As described above, since the diameter of the chemical liquid suction passage 12 is set to be larger than the diameter of the chemical liquid discharge passage 11, the flow rate of the chemical liquid flowing through the chemical liquid suction passage 12 increases relatively. As a result, the chemical liquid smoothly flows along the U-shaped passages that extend over the chemical liquid discharge passage 11, the groove 13, and the chemical liquid suction passage 12.

The film 201 in the portion in contact with the liquid pool 302 is dissolved by the chemical liquid, as shown in Fig. 3B. The liquid pool 302 is formed continuously by always changing to a new chemical liquid by the chemical liquid 300 continuously discharged and the chemical liquid 301 sucked in. And the chemical | medical solution 301 which melt | dissolved the membrane 201 is aspirated, and the membrane 201 is removed. The chemical liquid 301 flows through the chemical liquid suction passage 12, and finally discharged to the waste liquid bottle 70 through the pipe 35 and is stored.

According to the intensive studies of the inventors of the present invention, the flow rate of the chemical liquid supply to the nozzle 10 is varied by the flow controller 90, so that the state of the liquid pool 302 is changed, and in order to form an effective film forming, an appropriate flow rate range is It was found that the film forming quality deteriorated even if the flow rate was smaller or larger than the range.

7 is a diagram illustrating a relationship between a chemical liquid supply flow rate and a film forming characteristic. As shown in FIG. 7, when the chemical liquid supply flow rate was too low (less than flow rate R1), suction was given priority and film forming was impossible. When the chemical liquid supply flow rate was appropriate (flow rate R1 or more and less than R2), effective film formation could be performed by pulse shock. When the chemical liquid supply flow rate was excessive (R 2 or more), the liquid pool 302 was enlarged, and the film forming quality decreased. In addition, the value of R1 and R2 (R1 <R2) which are threshold values of a flow volume changes with the specification of the nozzle 10, the viscosity of chemical liquid, etc.

 Hereinafter, the reason why the film forming characteristic changes in this way will be described with reference to FIGS. 8 to 10. 8 and 9 are schematic diagrams illustrating how the method of flowing the chemical liquid flowing between the nozzle head and the substrate is changed by the chemical liquid supply flow rate. It is a figure explaining how the film forming characteristic changes with chemical liquid supply flow volume in the shape of a film forming area cross section.

8 (A) and 9 (A) show when the chemical liquid supply flow rate to the nozzle 10 is too small, and at this time, the chemical liquid has a higher suction than discharge, as indicated by the size of the arrow in the figure. There is no contact with the substrate 200 (film 201). Therefore, even if the substrate 200 is scanned, the film 201 is not formed as shown in FIG. 10A.

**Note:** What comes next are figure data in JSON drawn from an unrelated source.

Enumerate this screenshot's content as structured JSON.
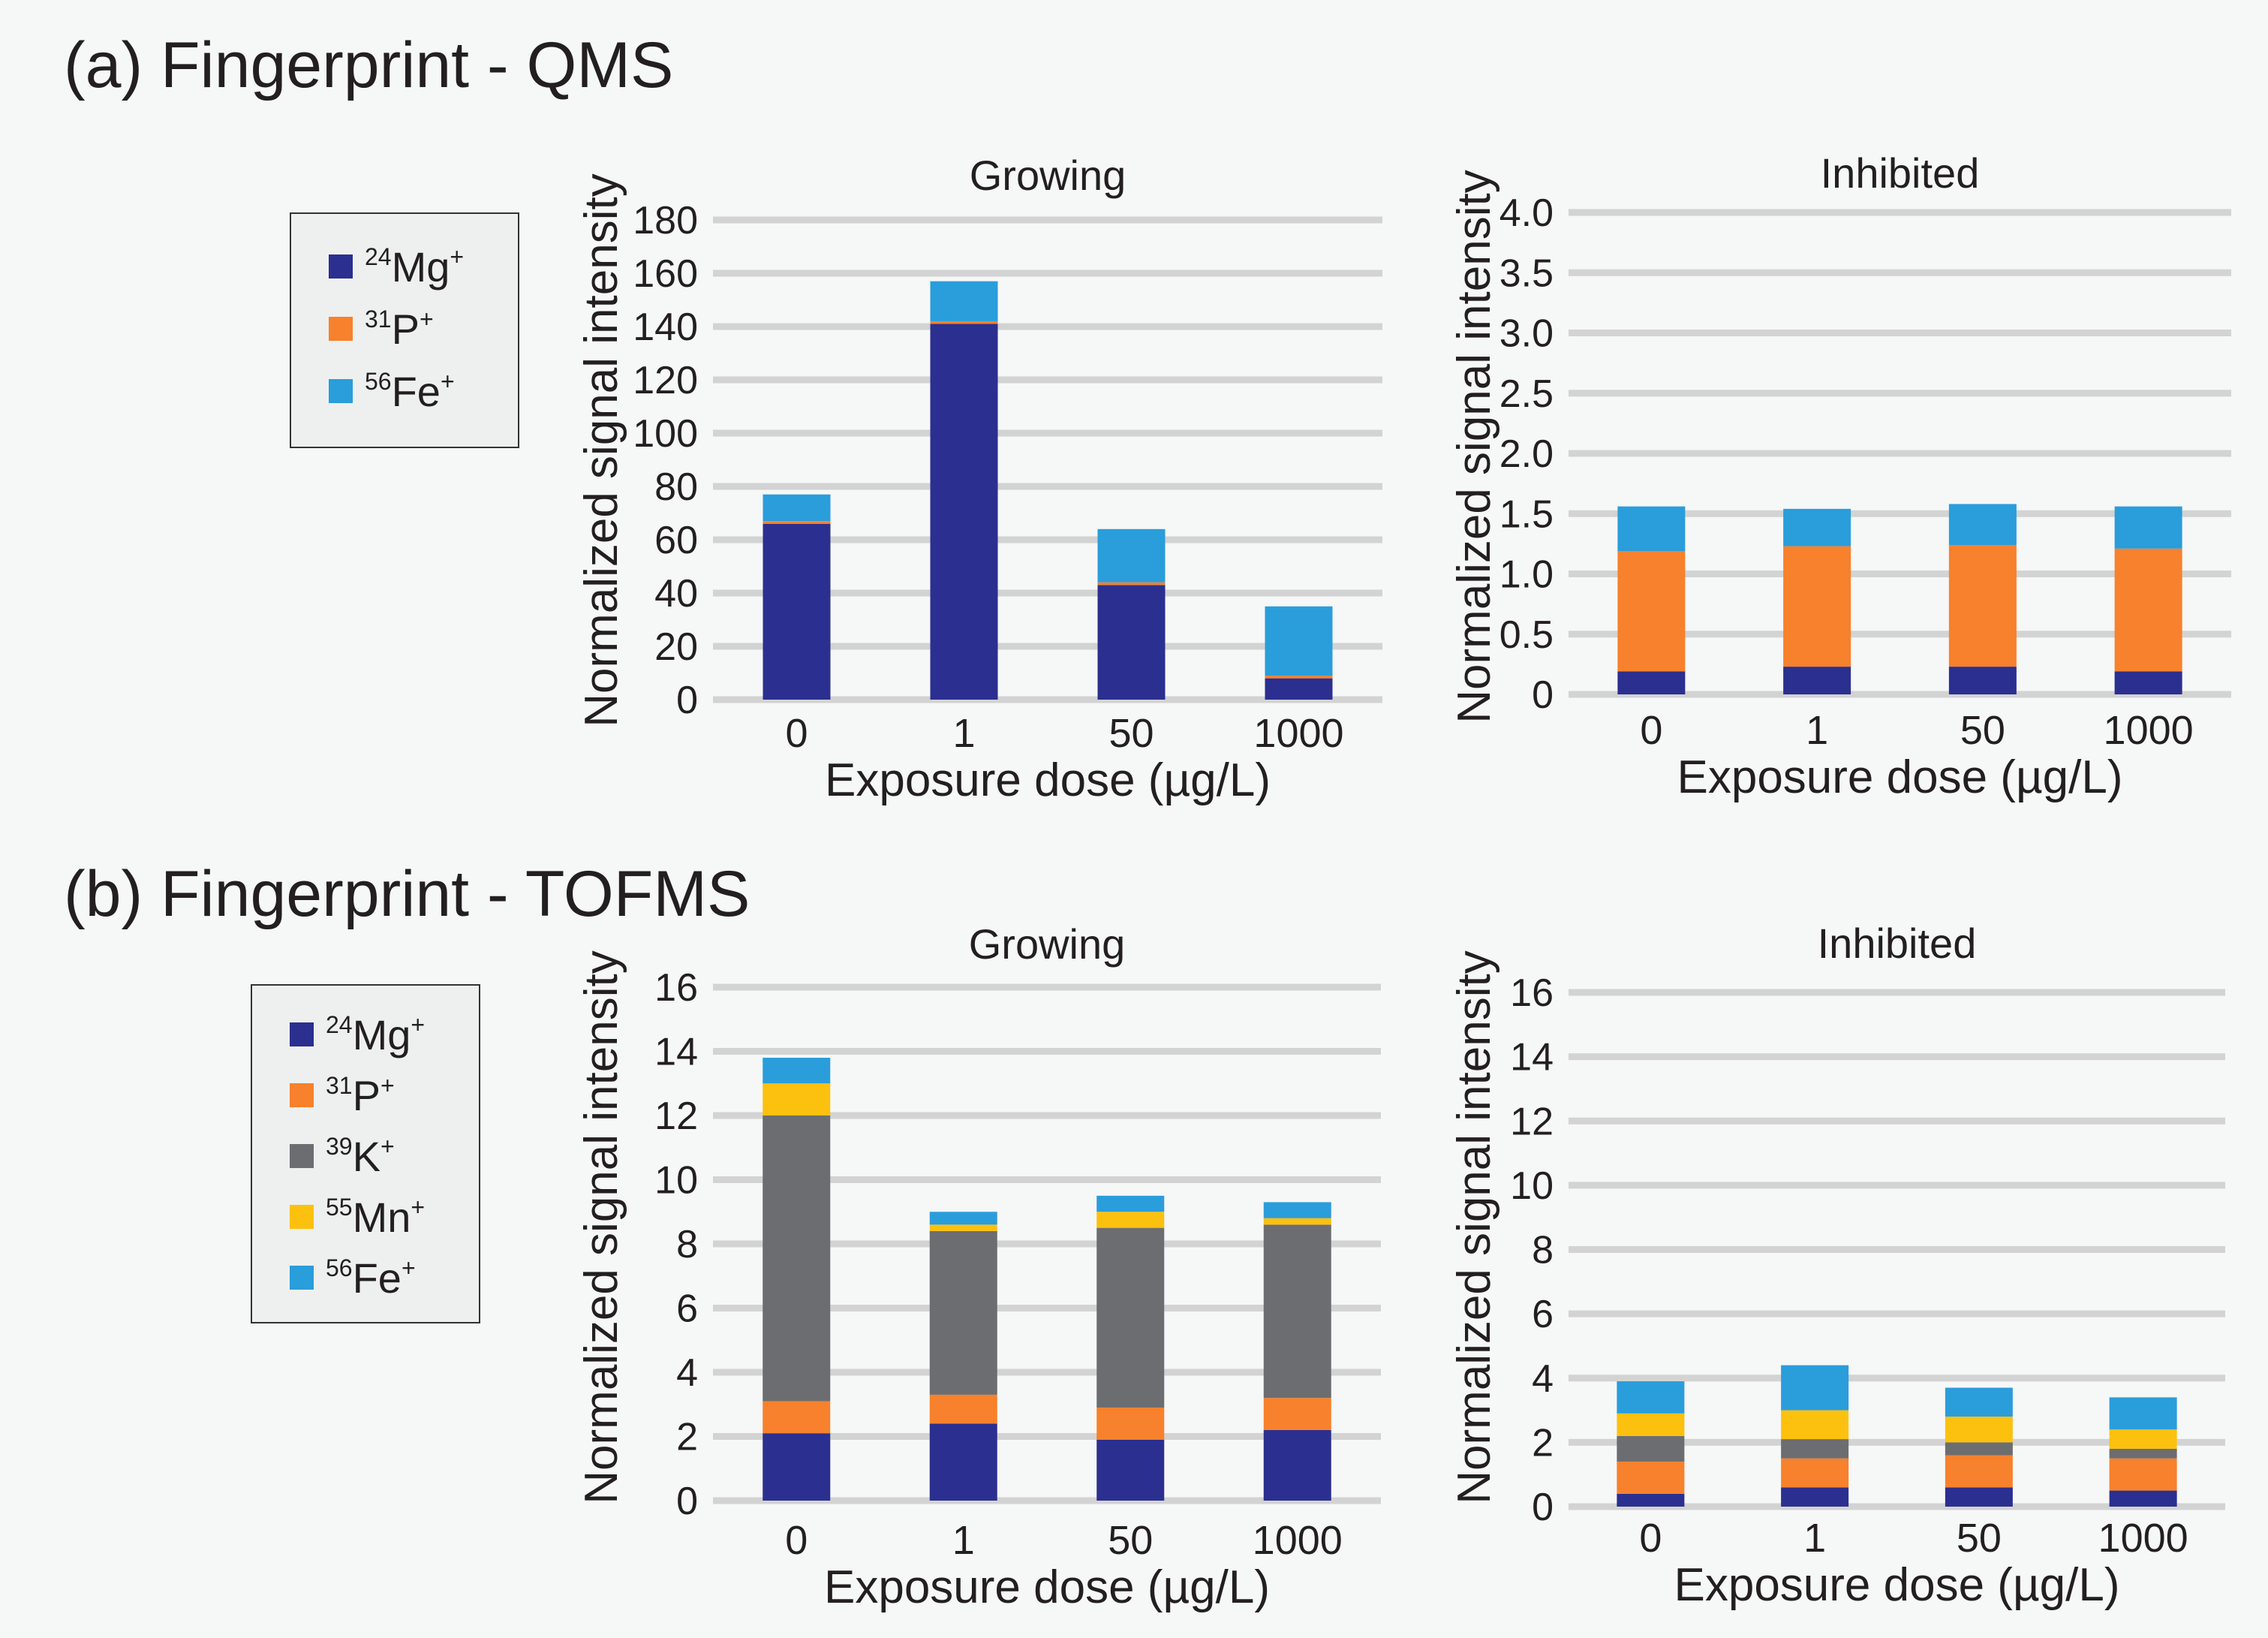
{
  "sections": [
    {
      "title": "(a) Fingerprint - QMS",
      "legend": [
        {
          "isotope": "24",
          "element": "Mg",
          "charge": "+",
          "color": "#2b2f8f"
        },
        {
          "isotope": "31",
          "element": "P",
          "charge": "+",
          "color": "#f7812c"
        },
        {
          "isotope": "56",
          "element": "Fe",
          "charge": "+",
          "color": "#2a9ddb"
        }
      ]
    },
    {
      "title": "(b) Fingerprint - TOFMS",
      "legend": [
        {
          "isotope": "24",
          "element": "Mg",
          "charge": "+",
          "color": "#2b2f8f"
        },
        {
          "isotope": "31",
          "element": "P",
          "charge": "+",
          "color": "#f7812c"
        },
        {
          "isotope": "39",
          "element": "K",
          "charge": "+",
          "color": "#6c6d70"
        },
        {
          "isotope": "55",
          "element": "Mn",
          "charge": "+",
          "color": "#fcc10f"
        },
        {
          "isotope": "56",
          "element": "Fe",
          "charge": "+",
          "color": "#2a9ddb"
        }
      ]
    }
  ],
  "chart_data": [
    {
      "type": "bar",
      "stacked": true,
      "panel": "(a) Fingerprint - QMS",
      "title": "Growing",
      "xlabel": "Exposure dose (µg/L)",
      "ylabel": "Normalized signal intensity",
      "categories": [
        "0",
        "1",
        "50",
        "1000"
      ],
      "ylim": [
        0,
        180
      ],
      "yticks": [
        "0",
        "20",
        "40",
        "60",
        "80",
        "100",
        "120",
        "140",
        "160",
        "180"
      ],
      "series": [
        {
          "name": "24Mg+",
          "color": "#2b2f8f",
          "values": [
            66,
            141,
            43,
            8
          ]
        },
        {
          "name": "31P+",
          "color": "#f7812c",
          "values": [
            1,
            1,
            1,
            1
          ]
        },
        {
          "name": "56Fe+",
          "color": "#2a9ddb",
          "values": [
            10,
            15,
            20,
            26
          ]
        }
      ]
    },
    {
      "type": "bar",
      "stacked": true,
      "panel": "(a) Fingerprint - QMS",
      "title": "Inhibited",
      "xlabel": "Exposure dose (µg/L)",
      "ylabel": "Normalized signal intensity",
      "categories": [
        "0",
        "1",
        "50",
        "1000"
      ],
      "ylim": [
        0,
        4.0
      ],
      "yticks": [
        "0",
        "0.5",
        "1.0",
        "1.5",
        "2.0",
        "2.5",
        "3.0",
        "3.5",
        "4.0"
      ],
      "series": [
        {
          "name": "24Mg+",
          "color": "#2b2f8f",
          "values": [
            0.19,
            0.23,
            0.23,
            0.19
          ]
        },
        {
          "name": "31P+",
          "color": "#f7812c",
          "values": [
            1.0,
            1.0,
            1.01,
            1.02
          ]
        },
        {
          "name": "56Fe+",
          "color": "#2a9ddb",
          "values": [
            0.37,
            0.31,
            0.34,
            0.35
          ]
        }
      ]
    },
    {
      "type": "bar",
      "stacked": true,
      "panel": "(b) Fingerprint - TOFMS",
      "title": "Growing",
      "xlabel": "Exposure dose (µg/L)",
      "ylabel": "Normalized signal intensity",
      "categories": [
        "0",
        "1",
        "50",
        "1000"
      ],
      "ylim": [
        0,
        16
      ],
      "yticks": [
        "0",
        "2",
        "4",
        "6",
        "8",
        "10",
        "12",
        "14",
        "16"
      ],
      "series": [
        {
          "name": "24Mg+",
          "color": "#2b2f8f",
          "values": [
            2.1,
            2.4,
            1.9,
            2.2
          ]
        },
        {
          "name": "31P+",
          "color": "#f7812c",
          "values": [
            1.0,
            0.9,
            1.0,
            1.0
          ]
        },
        {
          "name": "39K+",
          "color": "#6c6d70",
          "values": [
            8.9,
            5.1,
            5.6,
            5.4
          ]
        },
        {
          "name": "55Mn+",
          "color": "#fcc10f",
          "values": [
            1.0,
            0.2,
            0.5,
            0.2
          ]
        },
        {
          "name": "56Fe+",
          "color": "#2a9ddb",
          "values": [
            0.8,
            0.4,
            0.5,
            0.5
          ]
        }
      ]
    },
    {
      "type": "bar",
      "stacked": true,
      "panel": "(b) Fingerprint - TOFMS",
      "title": "Inhibited",
      "xlabel": "Exposure dose (µg/L)",
      "ylabel": "Normalized signal intensity",
      "categories": [
        "0",
        "1",
        "50",
        "1000"
      ],
      "ylim": [
        0,
        16
      ],
      "yticks": [
        "0",
        "2",
        "4",
        "6",
        "8",
        "10",
        "12",
        "14",
        "16"
      ],
      "series": [
        {
          "name": "24Mg+",
          "color": "#2b2f8f",
          "values": [
            0.4,
            0.6,
            0.6,
            0.5
          ]
        },
        {
          "name": "31P+",
          "color": "#f7812c",
          "values": [
            1.0,
            0.9,
            1.0,
            1.0
          ]
        },
        {
          "name": "39K+",
          "color": "#6c6d70",
          "values": [
            0.8,
            0.6,
            0.4,
            0.3
          ]
        },
        {
          "name": "55Mn+",
          "color": "#fcc10f",
          "values": [
            0.7,
            0.9,
            0.8,
            0.6
          ]
        },
        {
          "name": "56Fe+",
          "color": "#2a9ddb",
          "values": [
            1.0,
            1.4,
            0.9,
            1.0
          ]
        }
      ]
    }
  ]
}
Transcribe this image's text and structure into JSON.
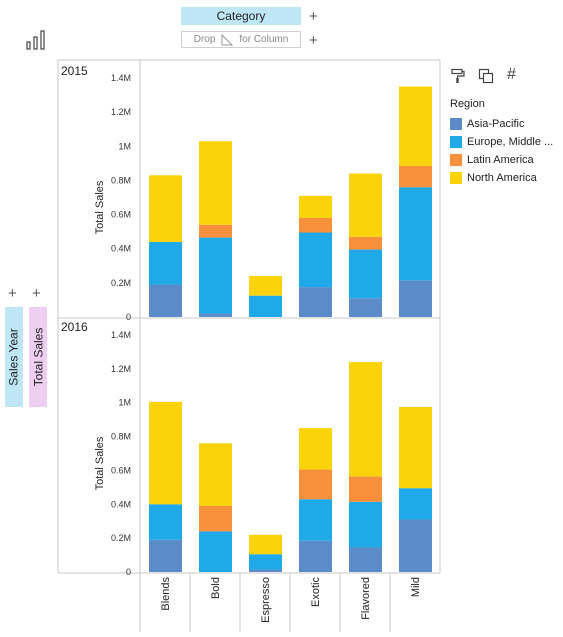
{
  "toolbar": {
    "chart_icon": "bar-chart-icon",
    "category_label": "Category",
    "drop_left": "Drop",
    "drop_right": "for Column",
    "add_symbol": "+"
  },
  "shelves": {
    "row1_label": "Sales Year",
    "row2_label": "Total Sales"
  },
  "tools": {
    "format_icon": "paint-roller-icon",
    "copy_icon": "copy-icon",
    "hash_icon": "hash-icon",
    "hash_symbol": "#"
  },
  "legend": {
    "title": "Region",
    "items": [
      {
        "label": "Asia-Pacific",
        "color": "#5b8bc9"
      },
      {
        "label": "Europe, Middle ...",
        "color": "#1fa9e8"
      },
      {
        "label": "Latin America",
        "color": "#f7903a"
      },
      {
        "label": "North America",
        "color": "#fad30b"
      }
    ]
  },
  "chart_data": {
    "type": "bar",
    "stacked": true,
    "categories": [
      "Blends",
      "Bold",
      "Espresso",
      "Exotic",
      "Flavored",
      "Mild"
    ],
    "ylabel": "Total Sales",
    "ylim": [
      0,
      1400000
    ],
    "yticks": [
      "0",
      "0.2M",
      "0.4M",
      "0.6M",
      "0.8M",
      "1M",
      "1.2M",
      "1.4M"
    ],
    "grid": false,
    "legend_position": "right",
    "panels": [
      {
        "label": "2015",
        "series": [
          {
            "name": "Asia-Pacific",
            "values": [
              190000,
              20000,
              0,
              175000,
              110000,
              215000
            ]
          },
          {
            "name": "Europe, Middle ...",
            "values": [
              250000,
              445000,
              125000,
              320000,
              285000,
              545000
            ]
          },
          {
            "name": "Latin America",
            "values": [
              0,
              75000,
              0,
              85000,
              75000,
              125000
            ]
          },
          {
            "name": "North America",
            "values": [
              390000,
              490000,
              115000,
              130000,
              370000,
              465000
            ]
          }
        ]
      },
      {
        "label": "2016",
        "series": [
          {
            "name": "Asia-Pacific",
            "values": [
              190000,
              0,
              15000,
              185000,
              145000,
              310000
            ]
          },
          {
            "name": "Europe, Middle ...",
            "values": [
              210000,
              240000,
              90000,
              245000,
              270000,
              185000
            ]
          },
          {
            "name": "Latin America",
            "values": [
              0,
              150000,
              0,
              175000,
              150000,
              0
            ]
          },
          {
            "name": "North America",
            "values": [
              605000,
              370000,
              115000,
              245000,
              675000,
              480000
            ]
          }
        ]
      }
    ]
  }
}
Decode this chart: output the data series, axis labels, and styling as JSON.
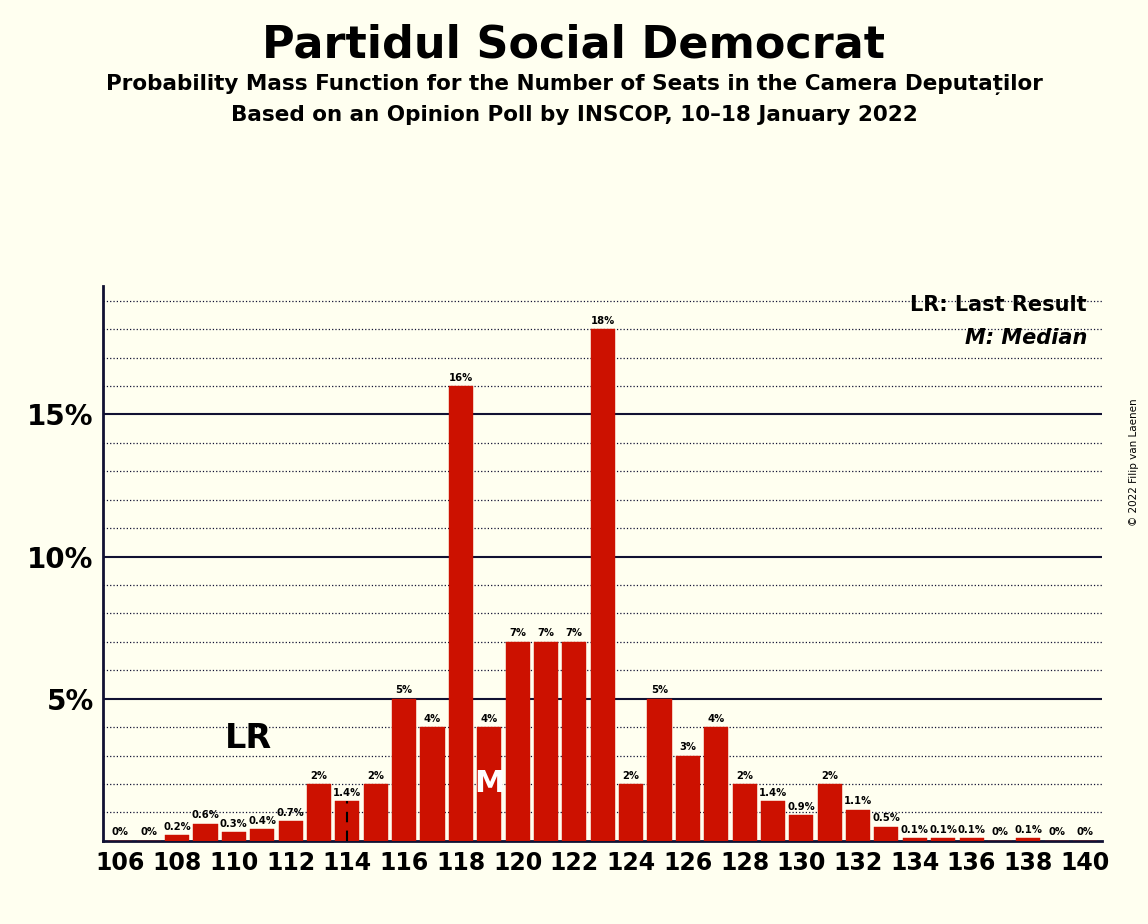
{
  "title": "Partidul Social Democrat",
  "subtitle1": "Probability Mass Function for the Number of Seats in the Camera Deputaților",
  "subtitle2": "Based on an Opinion Poll by INSCOP, 10–18 January 2022",
  "copyright": "© 2022 Filip van Laenen",
  "all_seats": [
    106,
    108,
    110,
    112,
    114,
    116,
    118,
    120,
    122,
    124,
    126,
    128,
    130,
    132,
    134,
    136,
    138,
    140
  ],
  "all_values": [
    0.0,
    0.0,
    0.2,
    0.6,
    0.3,
    0.4,
    0.7,
    2.0,
    1.4,
    2.0,
    5.0,
    4.0,
    16.0,
    4.0,
    7.0,
    7.0,
    7.0,
    18.0,
    2.0,
    5.0,
    3.0,
    4.0,
    2.0,
    1.4,
    0.9,
    2.0,
    1.1,
    0.5,
    0.1,
    0.1,
    0.1,
    0.0,
    0.1,
    0.0,
    0.0
  ],
  "bar_labels": [
    "0%",
    "0%",
    "0.2%",
    "0.6%",
    "0.3%",
    "0.4%",
    "0.7%",
    "2%",
    "1.4%",
    "2%",
    "5%",
    "4%",
    "16%",
    "4%",
    "7%",
    "7%",
    "7%",
    "18%",
    "2%",
    "5%",
    "3%",
    "4%",
    "2%",
    "1.4%",
    "0.9%",
    "2%",
    "1.1%",
    "0.5%",
    "0.1%",
    "0.1%",
    "0.1%",
    "0%",
    "0.1%",
    "0%",
    "0%"
  ],
  "bar_color": "#cc1100",
  "background_color": "#fffff0",
  "text_color": "#000000",
  "lr_seat": 114,
  "median_seat": 119,
  "ylim_max": 19.5,
  "yticks": [
    5,
    10,
    15
  ],
  "ytick_labels": [
    "5%",
    "10%",
    "15%"
  ],
  "legend_lr": "LR: Last Result",
  "legend_m": "M: Median",
  "bar_x_ticks": [
    106,
    108,
    110,
    112,
    114,
    116,
    118,
    120,
    122,
    124,
    126,
    128,
    130,
    132,
    134,
    136,
    138,
    140
  ]
}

8 (B) and 9 (B) show when the chemical liquid supply flow rate to the nozzle 10 is appropriate, in which the chemical liquid is balanced between discharge and suction as indicated by the size of the arrow in the figure, and the substrate By repeating the non-contact state and the contact state at high speed with respect to the (200) (film 201), the pulsed impact by the liquid game 302 is applied to the film 201. As shown in FIG. 10 (B), the cross-sectional shape of the film forming region formed in the film 201 by scanning the substrate 200 by the movable stage 100 has a film forming width of 1.2 mm, and inclined portions at both ends thereof. It was about 0.2 mm wide.

8 (C) and 9 (C) show when the chemical liquid supply flow rate to the nozzle 10 is excessive, in which the chemical liquid is discharged more than suction, as indicated by the size of the arrow in the drawing. The liquid lump 302 always arises with respect to the board | substrate 200 (film 201), and the chemical liquid is about to overflow. As shown in FIG. 10 (C), the cross-sectional shape of the film forming region formed in the film 201 by scanning the substrate 200 by the movable stage 100 has a film forming width of 2 mm and an inclined portion of about 0.7 mm. It was wide. Since the chemical liquid supply flow rate is large, it is known that the film forming width is widened, the edge is also broadened, and the quality of the film forming region is deteriorated.

As described above, when the nozzle supply flow rate is appropriate, since the chemical liquid contacts or falls with respect to the substrate 200 (film 201), the spray of chemical liquid scatters widely due to the impact, and the desired film forming area There is a fear that the film 201 dissolves at a location away from the defect, and a defect occurs.

Therefore, it is necessary to take measures to suppress scattering. Specifically, as shown in FIG. 11, around the nozzle head 10B, the droplet scattering suppression wall 15 is provided, and in the exhaust hole 15A provided at one position of the droplet scattering suppression wall 15. The exhaust pipe 33 is connected. The space enclosed by the droplet scattering suppression wall 15 becomes negative pressure by exhaust. Therefore, the spray of the chemical liquid scattered by the pulse shock is sucked into the space, and it can suppress that it spreads to the place far from a film forming area | region.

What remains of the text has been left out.